\section{Related work}
\label{sec:related}

The \cmix{} network uses raw \elgamal{} encryption and we try to benchmark the performance of using either multiplicative group or elliptic curve variants. Within the field of benchmarking mix networks and \elgamal{} implementations some work has already been done. But most of the work is about comparing elliptic curve cryptography with RSA. Which unfortunately is not that interesting for our benchmark.

A paper by Osman Ugus, Alban Hessler and Dirk Westhoff \cite{ugus2007performance} shows that additive homomorphic EC-\elgamal{} Encryption has its merits within sensor networks.
They implemented the encryption scheme on a small 8 bit CPU platform, the \emph{MicaZ mote}, and benchmarked 500 runs of the encryption scheme to get their results. They show that they can run their benchmark in just over a second which makes it, according to them, the fastest implementation on that platform at that time.

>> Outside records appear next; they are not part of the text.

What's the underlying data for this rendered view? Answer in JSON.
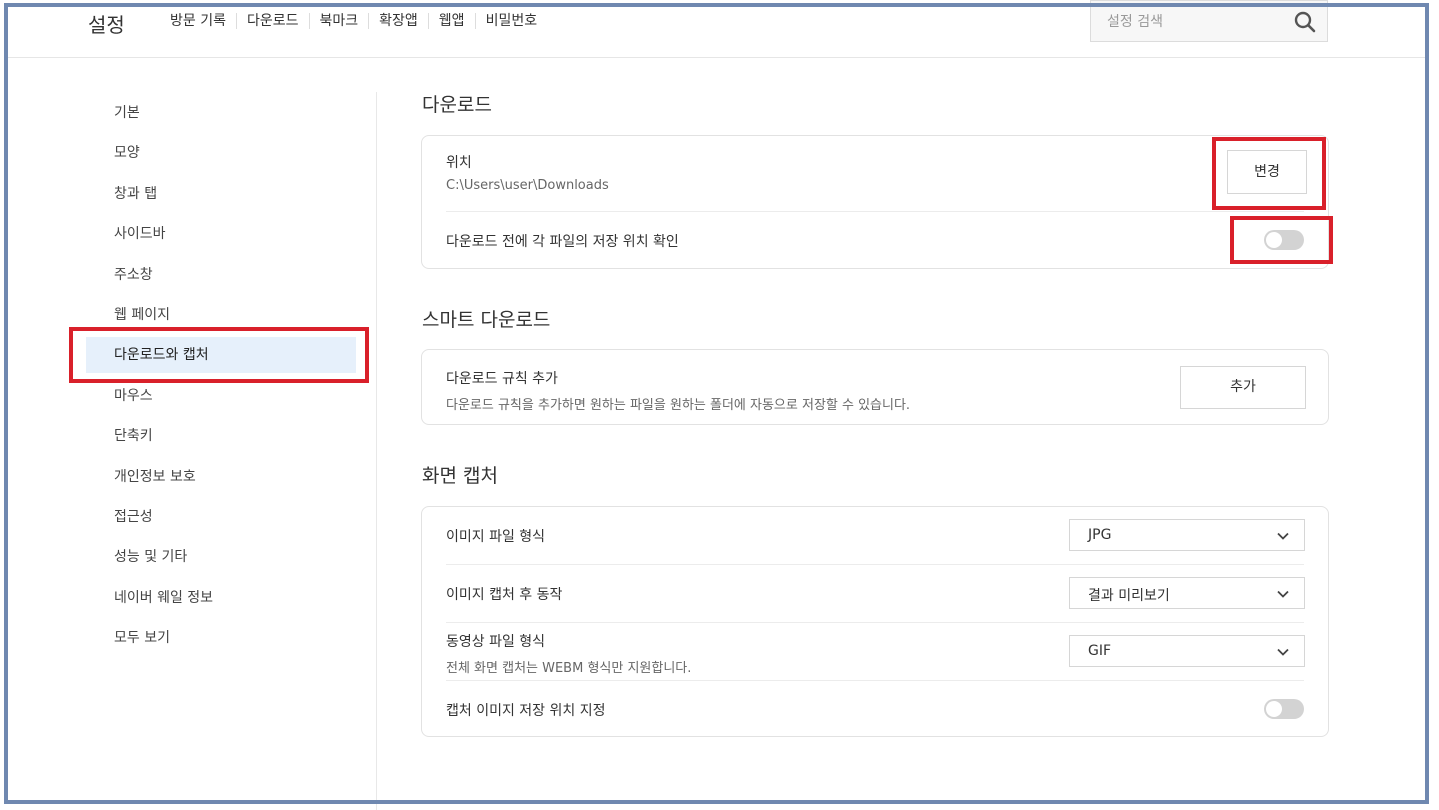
{
  "header": {
    "title": "설정",
    "nav": [
      "방문 기록",
      "다운로드",
      "북마크",
      "확장앱",
      "웹앱",
      "비밀번호"
    ],
    "search_placeholder": "설정 검색",
    "search_icon": "search-icon"
  },
  "sidebar": {
    "items": [
      {
        "label": "기본"
      },
      {
        "label": "모양"
      },
      {
        "label": "창과 탭"
      },
      {
        "label": "사이드바"
      },
      {
        "label": "주소창"
      },
      {
        "label": "웹 페이지"
      },
      {
        "label": "다운로드와 캡처",
        "active": true
      },
      {
        "label": "마우스"
      },
      {
        "label": "단축키"
      },
      {
        "label": "개인정보 보호"
      },
      {
        "label": "접근성"
      },
      {
        "label": "성능 및 기타"
      },
      {
        "label": "네이버 웨일 정보"
      },
      {
        "label": "모두 보기"
      }
    ]
  },
  "download": {
    "title": "다운로드",
    "location_label": "위치",
    "location_path": "C:\\Users\\user\\Downloads",
    "change_button": "변경",
    "ask_location_label": "다운로드 전에 각 파일의 저장 위치 확인",
    "ask_location_enabled": false
  },
  "smart_download": {
    "title": "스마트 다운로드",
    "rule_label": "다운로드 규칙 추가",
    "rule_desc": "다운로드 규칙을 추가하면 원하는 파일을 원하는 폴더에 자동으로 저장할 수 있습니다.",
    "add_button": "추가"
  },
  "capture": {
    "title": "화면 캡처",
    "image_format_label": "이미지 파일 형식",
    "image_format_value": "JPG",
    "after_capture_label": "이미지 캡처 후 동작",
    "after_capture_value": "결과 미리보기",
    "video_format_label": "동영상 파일 형식",
    "video_format_desc": "전체 화면 캡처는 WEBM 형식만 지원합니다.",
    "video_format_value": "GIF",
    "save_location_label": "캡처 이미지 저장 위치 지정",
    "save_location_enabled": false
  },
  "colors": {
    "highlight": "#d9202a",
    "frame": "#6f88b0",
    "active_bg": "#e6f0fb"
  }
}
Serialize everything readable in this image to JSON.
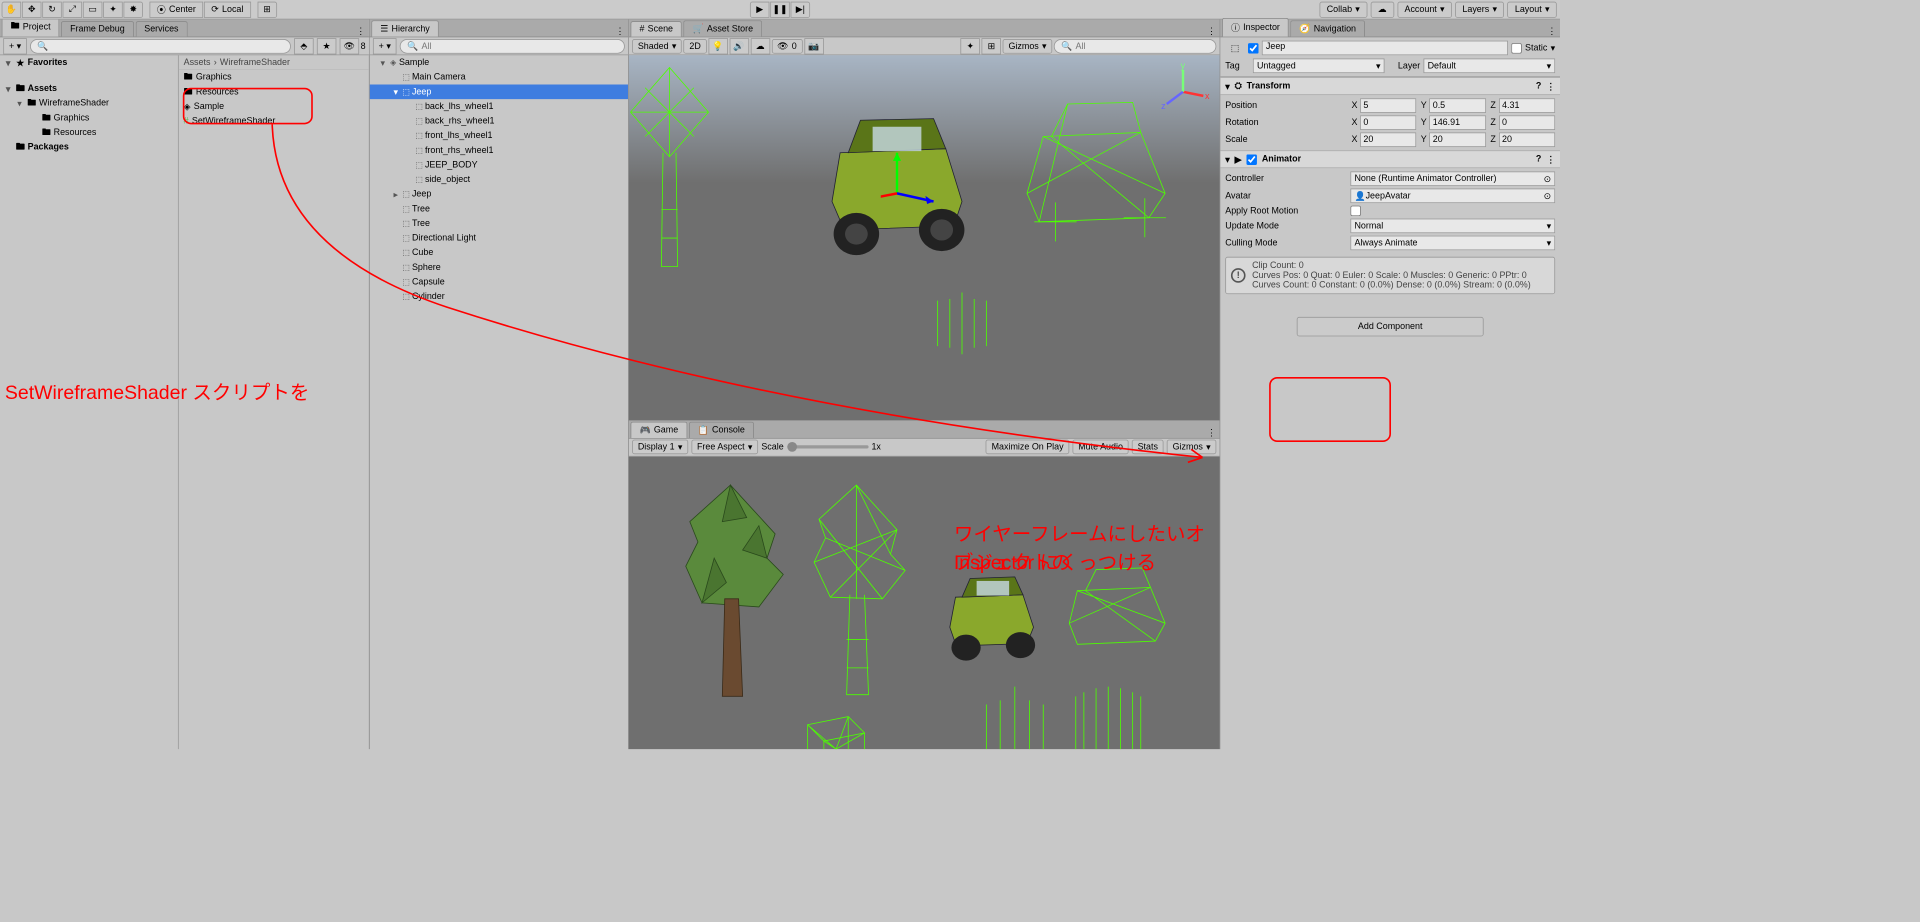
{
  "toolbar": {
    "center_label": "Center",
    "local_label": "Local",
    "collab_label": "Collab",
    "account_label": "Account",
    "layers_label": "Layers",
    "layout_label": "Layout"
  },
  "project": {
    "tabs": [
      "Project",
      "Frame Debug",
      "Services"
    ],
    "favorites": "Favorites",
    "assets_root": "Assets",
    "tree": [
      {
        "label": "WireframeShader",
        "depth": 1,
        "open": true
      },
      {
        "label": "Graphics",
        "depth": 2
      },
      {
        "label": "Resources",
        "depth": 2
      }
    ],
    "packages_root": "Packages",
    "breadcrumb": [
      "Assets",
      "WireframeShader"
    ],
    "items": [
      {
        "label": "Graphics",
        "type": "folder"
      },
      {
        "label": "Resources",
        "type": "folder"
      },
      {
        "label": "Sample",
        "type": "scene"
      },
      {
        "label": "SetWireframeShader",
        "type": "script"
      }
    ],
    "search_count": "8"
  },
  "hierarchy": {
    "tab": "Hierarchy",
    "search_placeholder": "All",
    "items": [
      {
        "label": "Sample",
        "depth": 0,
        "fold": "▾",
        "ico": "◈"
      },
      {
        "label": "Main Camera",
        "depth": 1,
        "ico": "⬚"
      },
      {
        "label": "Jeep",
        "depth": 1,
        "fold": "▾",
        "ico": "⬚",
        "selected": true
      },
      {
        "label": "back_lhs_wheel1",
        "depth": 2,
        "ico": "⬚"
      },
      {
        "label": "back_rhs_wheel1",
        "depth": 2,
        "ico": "⬚"
      },
      {
        "label": "front_lhs_wheel1",
        "depth": 2,
        "ico": "⬚"
      },
      {
        "label": "front_rhs_wheel1",
        "depth": 2,
        "ico": "⬚"
      },
      {
        "label": "JEEP_BODY",
        "depth": 2,
        "ico": "⬚"
      },
      {
        "label": "side_object",
        "depth": 2,
        "ico": "⬚"
      },
      {
        "label": "Jeep",
        "depth": 1,
        "fold": "▸",
        "ico": "⬚"
      },
      {
        "label": "Tree",
        "depth": 1,
        "ico": "⬚"
      },
      {
        "label": "Tree",
        "depth": 1,
        "ico": "⬚"
      },
      {
        "label": "Directional Light",
        "depth": 1,
        "ico": "⬚"
      },
      {
        "label": "Cube",
        "depth": 1,
        "ico": "⬚"
      },
      {
        "label": "Sphere",
        "depth": 1,
        "ico": "⬚"
      },
      {
        "label": "Capsule",
        "depth": 1,
        "ico": "⬚"
      },
      {
        "label": "Cylinder",
        "depth": 1,
        "ico": "⬚"
      }
    ]
  },
  "scene": {
    "tab_scene": "Scene",
    "tab_asset": "Asset Store",
    "shading": "Shaded",
    "mode2d": "2D",
    "gizmos": "Gizmos",
    "skybox_count": "0",
    "search_placeholder": "All"
  },
  "game": {
    "tab_game": "Game",
    "tab_console": "Console",
    "display": "Display 1",
    "aspect": "Free Aspect",
    "scale": "Scale",
    "scale_val": "1x",
    "maximize": "Maximize On Play",
    "mute": "Mute Audio",
    "stats": "Stats",
    "gizmos": "Gizmos"
  },
  "inspector": {
    "tab_inspector": "Inspector",
    "tab_navigation": "Navigation",
    "name": "Jeep",
    "static_label": "Static",
    "tag_label": "Tag",
    "tag_value": "Untagged",
    "layer_label": "Layer",
    "layer_value": "Default",
    "transform": {
      "title": "Transform",
      "position_label": "Position",
      "position": {
        "x": "5",
        "y": "0.5",
        "z": "4.31"
      },
      "rotation_label": "Rotation",
      "rotation": {
        "x": "0",
        "y": "146.91",
        "z": "0"
      },
      "scale_label": "Scale",
      "scale": {
        "x": "20",
        "y": "20",
        "z": "20"
      }
    },
    "animator": {
      "title": "Animator",
      "controller_label": "Controller",
      "controller_value": "None (Runtime Animator Controller)",
      "avatar_label": "Avatar",
      "avatar_value": "JeepAvatar",
      "apply_root_label": "Apply Root Motion",
      "update_mode_label": "Update Mode",
      "update_mode_value": "Normal",
      "culling_mode_label": "Culling Mode",
      "culling_mode_value": "Always Animate",
      "info_l1": "Clip Count: 0",
      "info_l2": "Curves Pos: 0 Quat: 0 Euler: 0 Scale: 0 Muscles: 0 Generic: 0 PPtr: 0",
      "info_l3": "Curves Count: 0 Constant: 0 (0.0%) Dense: 0 (0.0%) Stream: 0 (0.0%)"
    },
    "add_component": "Add Component"
  },
  "annotations": {
    "line1": "SetWireframeShader スクリプトを",
    "line2": "ワイヤーフレームにしたいオブジェクトの",
    "line3": "Inspector にくっつける"
  }
}
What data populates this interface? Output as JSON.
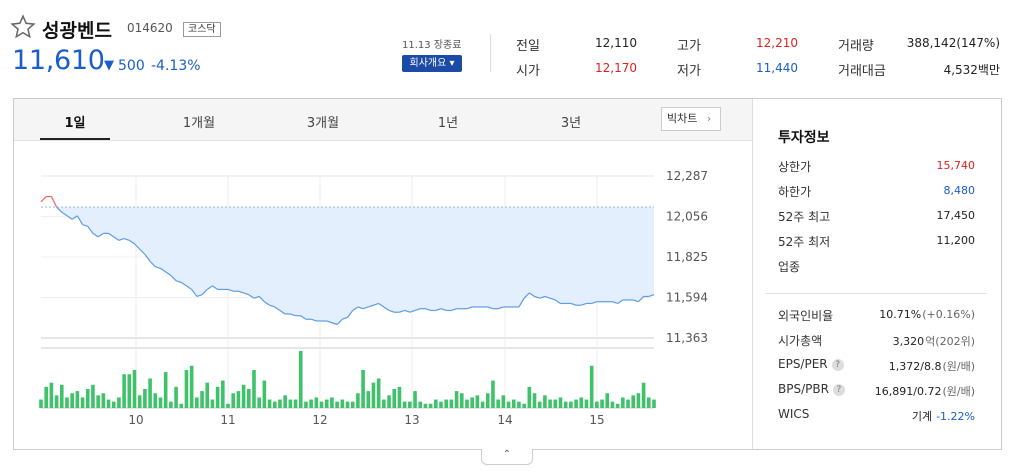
{
  "header": {
    "title": "성광벤드",
    "code": "014620",
    "market": "코스닥",
    "price": "11,610",
    "change_arrow": "▼",
    "change": "500",
    "change_pct": "-4.13%",
    "date_status": "11.13 장종료",
    "overview_button": "회사개요 ▾"
  },
  "quotes": [
    {
      "label": "전일",
      "value": "12,110",
      "color": "#222222"
    },
    {
      "label": "시가",
      "value": "12,170",
      "color": "#e02020"
    },
    {
      "label": "고가",
      "value": "12,210",
      "color": "#e02020"
    },
    {
      "label": "저가",
      "value": "11,440",
      "color": "#1a5dc9"
    },
    {
      "label": "거래량",
      "value": "388,142(147%)",
      "color": "#222222"
    },
    {
      "label": "거래대금",
      "value": "4,532백만",
      "color": "#222222"
    }
  ],
  "tabs": [
    "1일",
    "1개월",
    "3개월",
    "1년",
    "3년"
  ],
  "big_chart_button": "빅차트",
  "info": {
    "title": "투자정보",
    "rows": [
      {
        "label": "상한가",
        "value": "15,740",
        "color": "#e02020"
      },
      {
        "label": "하한가",
        "value": "8,480",
        "color": "#1a5dc9"
      },
      {
        "label": "52주 최고",
        "value": "17,450",
        "color": "#222222"
      },
      {
        "label": "52주 최저",
        "value": "11,200",
        "color": "#222222"
      },
      {
        "label": "업종",
        "value": "",
        "color": "#222222"
      }
    ],
    "rows2": [
      {
        "label": "외국인비율",
        "value": "10.71%",
        "sub": "(+0.16%)",
        "help": false
      },
      {
        "label": "시가총액",
        "value": "3,320",
        "sub": "억(202위)",
        "help": false
      },
      {
        "label": "EPS/PER",
        "value": "1,372/8.8",
        "sub": "(원/배)",
        "help": true
      },
      {
        "label": "BPS/PBR",
        "value": "16,891/0.72",
        "sub": "(원/배)",
        "help": true
      },
      {
        "label": "WICS",
        "value": "기계",
        "sub": "-1.22%",
        "help": false
      }
    ]
  },
  "chart_data": {
    "type": "area",
    "ylim": [
      11363,
      12287
    ],
    "yticks": [
      "12,287",
      "12,056",
      "11,825",
      "11,594",
      "11,363"
    ],
    "xlabels": [
      "10",
      "11",
      "12",
      "13",
      "14",
      "15"
    ],
    "prev_close": 12110,
    "line_color": "#5b9be6",
    "fill_color": "#e3effc",
    "up_color": "#f06060",
    "price": [
      12140,
      12170,
      12170,
      12110,
      12080,
      12060,
      12040,
      12060,
      12010,
      12000,
      11960,
      11940,
      11960,
      11960,
      11940,
      11920,
      11930,
      11920,
      11900,
      11870,
      11840,
      11800,
      11770,
      11760,
      11740,
      11720,
      11690,
      11680,
      11660,
      11640,
      11600,
      11610,
      11640,
      11660,
      11640,
      11640,
      11640,
      11630,
      11630,
      11620,
      11610,
      11590,
      11600,
      11570,
      11550,
      11540,
      11520,
      11500,
      11500,
      11490,
      11490,
      11470,
      11470,
      11460,
      11460,
      11460,
      11450,
      11440,
      11470,
      11480,
      11520,
      11540,
      11530,
      11540,
      11550,
      11560,
      11540,
      11520,
      11510,
      11510,
      11520,
      11510,
      11520,
      11530,
      11530,
      11520,
      11520,
      11530,
      11520,
      11520,
      11530,
      11530,
      11530,
      11540,
      11540,
      11540,
      11540,
      11530,
      11530,
      11540,
      11540,
      11540,
      11540,
      11590,
      11620,
      11600,
      11590,
      11600,
      11590,
      11580,
      11560,
      11560,
      11560,
      11550,
      11550,
      11560,
      11560,
      11570,
      11570,
      11570,
      11570,
      11560,
      11580,
      11580,
      11580,
      11570,
      11600,
      11600,
      11610
    ],
    "volume": [
      4,
      10,
      12,
      6,
      11,
      5,
      7,
      8,
      5,
      9,
      11,
      6,
      7,
      4,
      3,
      5,
      16,
      16,
      18,
      6,
      9,
      14,
      7,
      5,
      17,
      3,
      10,
      2,
      18,
      20,
      5,
      8,
      12,
      4,
      10,
      13,
      2,
      7,
      8,
      11,
      9,
      18,
      5,
      13,
      4,
      3,
      4,
      6,
      4,
      4,
      27,
      3,
      4,
      5,
      3,
      4,
      5,
      3,
      4,
      3,
      3,
      7,
      18,
      8,
      12,
      14,
      4,
      6,
      9,
      10,
      3,
      3,
      8,
      3,
      2,
      2,
      4,
      3,
      4,
      4,
      8,
      7,
      4,
      5,
      6,
      3,
      7,
      13,
      4,
      6,
      3,
      4,
      3,
      2,
      10,
      7,
      3,
      6,
      4,
      4,
      5,
      3,
      3,
      4,
      5,
      4,
      20,
      3,
      4,
      7,
      3,
      2,
      5,
      4,
      6,
      7,
      12,
      5,
      4
    ]
  }
}
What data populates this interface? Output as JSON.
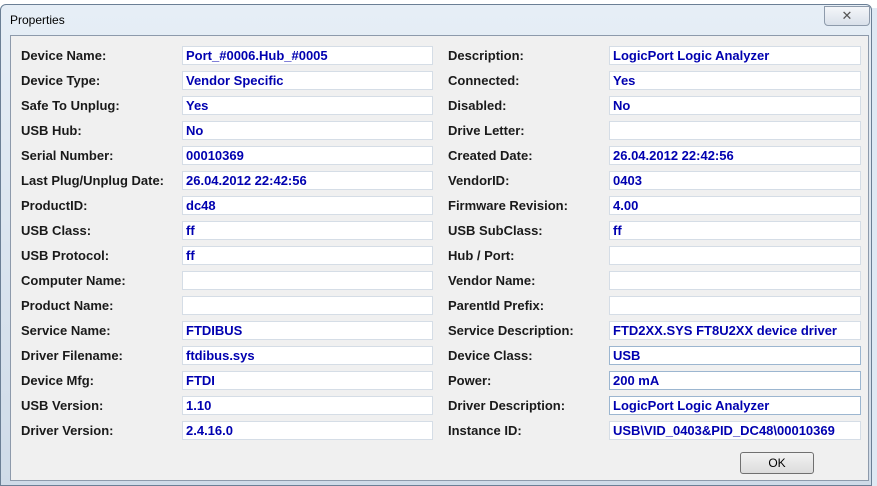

In a paper by Rosy Sunuwar and Suraj Ketan Samal\cite{sunuwar2015elgamal} they compare classical symmetric encryption schemes against elliptic curve \elgamal{}. They show that EC-\elgamal{} is relatively slow, but propose a fix by introducing $E^3C^2K$ algorithm. The algorithm in itself might not be interesting for this research paper. The results of their comparison with standard symmetric encryption schemes, for both encryption and decryption is. It shows the relative slowness of decryption compared to encryption of standard EC-\elgamal{}.

Finally the paper by Ye Zhu et al.\cite{zhu2004flow} not only describes the flow analysis attacks that effects all mix networks, but also benchmarks them to show that mitigating the found attacks can be done without losing too much performance. They use the total time of a mix for specific mix network as a metric. This is useful for them because they are only interested in the bigger picture of the network performance. For this research we want to zoom in on specific phases and/or parts if need be. Enabling us to inspect what is causing the slow down and investigate if that slow down is caused by something implementation specific or some fundamental problem of the cryptographic primitives being used.